A partnership is a business formed with two or more people as owners. Each individual contributes assets to the business and has a share in the profits and losses of that business. Some partners actively participate, while others are passive.
Partnership Agreements Defined
When you form a partnership, the most important document is a partnership agreement. Partnership agreements are legal documents subject to state laws, and each state has different requirements for language in these agreements.
The partnership agreement sets out all the terms and conditions agreed to by the partners. In this document, every possible contingency is included. The following is a list of points to be covered when preparing your agreement.
A partnership agreement governs:
- Relations among the partners, as partners, and between the partners and the partnership
- The business of the partnership and how that business is conducted
- How the agreement is amended
General Sections of a Partnership Agreement
These sections may be included in all types of partnership agreements. Some sections are specific to the type of partnership.
- Name of the partnership: There are several different types of partnerships, and you can include the type in your partnership's name, including the name the partnership is doing business as (if different).
- Principal office: The principal office is the place where documents are delivered. It may be the office of the chief executive officer or the office of a registered agent.
- Term (length) of the partnership: A partnership can be perpetual or for a specific term length.
- Purpose of the partnership: Describe the activities of the partnership, including what products or services it is selling.
- Types of partners in the partnership: The partnership may have general partners and limited partners, depending on whether they actively manage the partnership.
- Governing law: The law governing a partnership agreement sets the jurisdiction for disputes relating to the agreement. The governing law is usually state law. It’s important to make the governing law definition as broad as possible to cover all possible lawsuits.
Partnership at Will
This term means that the partners have not agreed to remain partners until the expiration of a definite term or completion of a particular undertaking. The “at-will” partnership status is the default, meaning that a partner can leave the partnership at any time if there is no specific language to prevent this action.
Nature of the Partnership Including Partnership Formation and Property
- Contributions of each partner: In cash, property (including intellectual property), and service. Each partner’s total contribution to the partnership at any one time is called “equity interest.”
- How new partners are admitted: How and when partners must make contributions to the partnership.
- Distribution of profits/allocation of losses to each partner: How profits and losses are allocated to partner shares.
- Draws to partners: How and when partners may take a withdrawal from their partnership share.
Relations of Partners to Persons Dealing with the Partnership
- Partner as agent (legal representative) of the partnership
- Liability of partners and how their actions affect their liability
Relations of Partners to Each Other and to the Partnership
- Partner rights and duties, for each type of partner.
- Standards of conduct, including conflict of interest policy.
- Management powers and duties, where one or more of the partners might take on management duties as managing partner(s), or the partnership might hire a manager.
- How decisions are made must be voted on, and a specific percentage of the partners must agree to any action.
- Partner time off, including leaves of absence, vacations, sick leaves.

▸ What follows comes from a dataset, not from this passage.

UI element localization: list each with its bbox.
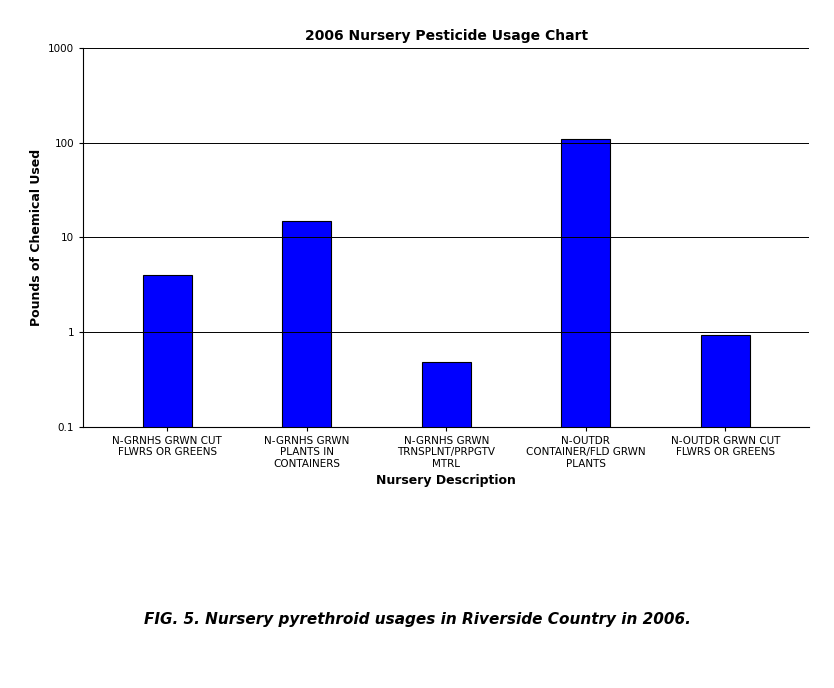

- Transferable Interest is when and how a partner can transfer their partnership share to someone else.
What Events Cause Dissociation?
- Dissociation: When a partner leaves the partnership
- Partnership continuation: Dissociation as a partner both when the business continues and when it doesn’t.
- Continuity of partnership: When a partner leaves, dies, is terminated (may be part of the buy-sell agreement).
Other Clauses That You Might See in a Partnership Agreement
- Non-competition clause: This clause restricts a partner from leaving the partnership, and from competing with the partnership's business within a defined area and time period.
- Non-disclosure clause, non-solicitation clause: These clauses restrict partners and former partners from disclosing proprietary business, or from soliciting employees or customers away from the partnership.
- Mediation and arbitration of disputes, including mandatory arbitration, if agreed to.
Every partnership should have a partnership agreement to make sure that every possible situation that may affect the partners and the business is covered. The partnership agreement should also be reviewed periodically to make sure the wishes of the partners have not changed.
Using an Attorney to Prepare Your Partnership Agreement
The information in this article is intended to be a general overview and not a complete list of sections to include. This information is not intended to be tax or legal advice. You will need an attorney to help you prepare this document.